Working from a debut screenplay by Justin Kuritzkes, Guadagnino chose to tell the story in a non-linear structure while utilising the time-jump narrative that goes back and forth, mimicking the style and feel of an unpredictable tennis match. The match itself also addressed the whirlwind love triangle between former tennis prodigy-turned-coach Tashi Duncan (Zendaya) and two competing tennis players, Patrick Zweig (Josh O’Connor) and Art Donaldson (Mike Faist). The latter two are childhood friends and the first time they lay their eyes on Tashi while attending a match, they are determined to win her over. We also learn that during one of the earlier timelines, Tashi’s promising tennis career is abruptly cut short when she lands awkwardly during a match that severely injured one of her knees.

The story spans 13 years between 2006 and 2019 and to avoid confusion, each time jump has its text appeared on the screen (e.g. “twelve years earlier”). On paper, it looks interesting but the execution tells a different story. For all the massive hype surrounding this movie, I find the overall story… strangely hollow. Zendaya, Josh O’Connor and Mike Faist are all good-looking people but there is surprisingly little sizzle between their love triangle. The much-publicised threesome sequence is more of an empty promise. The word “sexy” has been used a lot when comes to praising this movie but the level of sex and intimacy is rather tame by an erotic movie standard.

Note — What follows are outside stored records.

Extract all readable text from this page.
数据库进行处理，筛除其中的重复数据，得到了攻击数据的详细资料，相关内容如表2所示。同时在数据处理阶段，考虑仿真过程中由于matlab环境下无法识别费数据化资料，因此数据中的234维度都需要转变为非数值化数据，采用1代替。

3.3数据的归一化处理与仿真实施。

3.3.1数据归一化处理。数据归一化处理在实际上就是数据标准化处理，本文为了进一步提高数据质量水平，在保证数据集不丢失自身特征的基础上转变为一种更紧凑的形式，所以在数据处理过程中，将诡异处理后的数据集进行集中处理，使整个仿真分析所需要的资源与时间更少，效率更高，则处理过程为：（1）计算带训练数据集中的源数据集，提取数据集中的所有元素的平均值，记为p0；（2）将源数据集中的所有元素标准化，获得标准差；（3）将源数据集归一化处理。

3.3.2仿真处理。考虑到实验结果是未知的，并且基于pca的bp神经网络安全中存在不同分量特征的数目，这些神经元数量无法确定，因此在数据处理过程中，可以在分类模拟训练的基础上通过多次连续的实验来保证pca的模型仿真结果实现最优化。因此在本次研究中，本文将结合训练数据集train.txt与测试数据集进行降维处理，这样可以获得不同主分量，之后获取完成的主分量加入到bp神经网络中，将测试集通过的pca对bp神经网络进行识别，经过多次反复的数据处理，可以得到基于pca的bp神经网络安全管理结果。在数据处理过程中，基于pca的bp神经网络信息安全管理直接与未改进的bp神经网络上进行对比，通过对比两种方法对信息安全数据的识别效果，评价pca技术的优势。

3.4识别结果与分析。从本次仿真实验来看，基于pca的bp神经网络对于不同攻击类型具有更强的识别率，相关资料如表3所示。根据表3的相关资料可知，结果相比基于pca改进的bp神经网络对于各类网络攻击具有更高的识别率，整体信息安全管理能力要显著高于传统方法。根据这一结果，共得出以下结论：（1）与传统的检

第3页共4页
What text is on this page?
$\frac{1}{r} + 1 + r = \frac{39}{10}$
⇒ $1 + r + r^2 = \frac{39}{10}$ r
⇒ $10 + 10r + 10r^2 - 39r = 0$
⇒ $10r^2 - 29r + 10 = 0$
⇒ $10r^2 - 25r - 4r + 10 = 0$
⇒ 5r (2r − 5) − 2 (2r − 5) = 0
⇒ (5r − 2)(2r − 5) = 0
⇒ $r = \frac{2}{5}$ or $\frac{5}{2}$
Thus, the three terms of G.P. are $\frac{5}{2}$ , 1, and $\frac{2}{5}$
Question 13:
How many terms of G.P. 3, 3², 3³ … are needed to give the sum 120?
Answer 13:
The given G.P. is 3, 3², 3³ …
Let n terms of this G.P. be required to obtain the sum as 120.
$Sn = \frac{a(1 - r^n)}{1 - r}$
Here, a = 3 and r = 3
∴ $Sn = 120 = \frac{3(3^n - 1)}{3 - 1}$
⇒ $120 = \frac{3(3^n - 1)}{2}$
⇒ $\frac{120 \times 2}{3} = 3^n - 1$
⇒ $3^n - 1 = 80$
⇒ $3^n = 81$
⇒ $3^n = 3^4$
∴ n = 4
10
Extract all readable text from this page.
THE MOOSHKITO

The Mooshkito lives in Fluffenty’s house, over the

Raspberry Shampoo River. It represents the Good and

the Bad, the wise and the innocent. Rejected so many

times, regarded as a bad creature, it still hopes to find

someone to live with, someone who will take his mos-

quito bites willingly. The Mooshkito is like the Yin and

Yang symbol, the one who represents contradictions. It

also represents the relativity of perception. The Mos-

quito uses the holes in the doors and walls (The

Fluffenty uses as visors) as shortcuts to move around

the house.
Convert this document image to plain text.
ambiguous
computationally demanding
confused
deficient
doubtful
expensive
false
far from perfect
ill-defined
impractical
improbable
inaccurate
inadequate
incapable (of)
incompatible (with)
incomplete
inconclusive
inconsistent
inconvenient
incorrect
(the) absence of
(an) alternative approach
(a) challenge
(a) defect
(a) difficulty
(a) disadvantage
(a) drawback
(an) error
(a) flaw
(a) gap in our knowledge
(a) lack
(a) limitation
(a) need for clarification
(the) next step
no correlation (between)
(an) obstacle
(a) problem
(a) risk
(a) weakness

Josh O'Connor in "Challengers" (2024)

One of the biggest problems in Challengers has to do with Zendaya’s character. She tries her best to play a hard-to-get kind of role but is ultimately defeated by vague storytelling that fails to give her a worthy character arc. Her Tashi character is more of a cypher and her background is mostly restricted to an ambitious and young tennis player, whose career was marred by an injury. I kept asking myself: What makes Tashi such a prized trophy other than the two young men finding her hot and attractive?

Sure, there are conflicts and all but none of the subtlety except for rendering them ambiguous, especially during the final third act seemingly goes on forever. It is meant to be an open debate regarding the fate of their relationship but I barely care with all the increasing pretension of the movie’s overlong, yet patience-testing 131-minute runtime. The over-emphasis on the dreaded slow-motion and I mean, slow with a capital “S” occurring during the final match between Patrick and Art with Tashi as a spectator, gets on my nerves. It’s frustrating to watch and I have to say, cheesy too.

Guadagnino once again worked with Trent Reznor and Atticus Ross after Bones and All, resulting in a techno-heavy soundscape with a pulsating rhythm that complements well with the tennis match sequences. Visually, Challengers is a first-rate technical triumph with Guadagnino finding creative ways to shoot the tennis matches with a sense of visual intimacy. From close-ups of the player’s sweat trickling on the forehead to the POV shots of a tennis ball being hit back and forth, if only the three-way romance is as passionate as these matches, it would be another winner for the director. Frankly, I wanted to like this movie as much as most critics did but too bad the overall movie is akin to a half-baked match that is all style but little substance.

Challengers is now available on VOD, just three weeks after the movie debuted and still playing in cinemas. At the time of writing, the movie has so far collected over US$71 million worldwide against its reportedly US$55 million budget.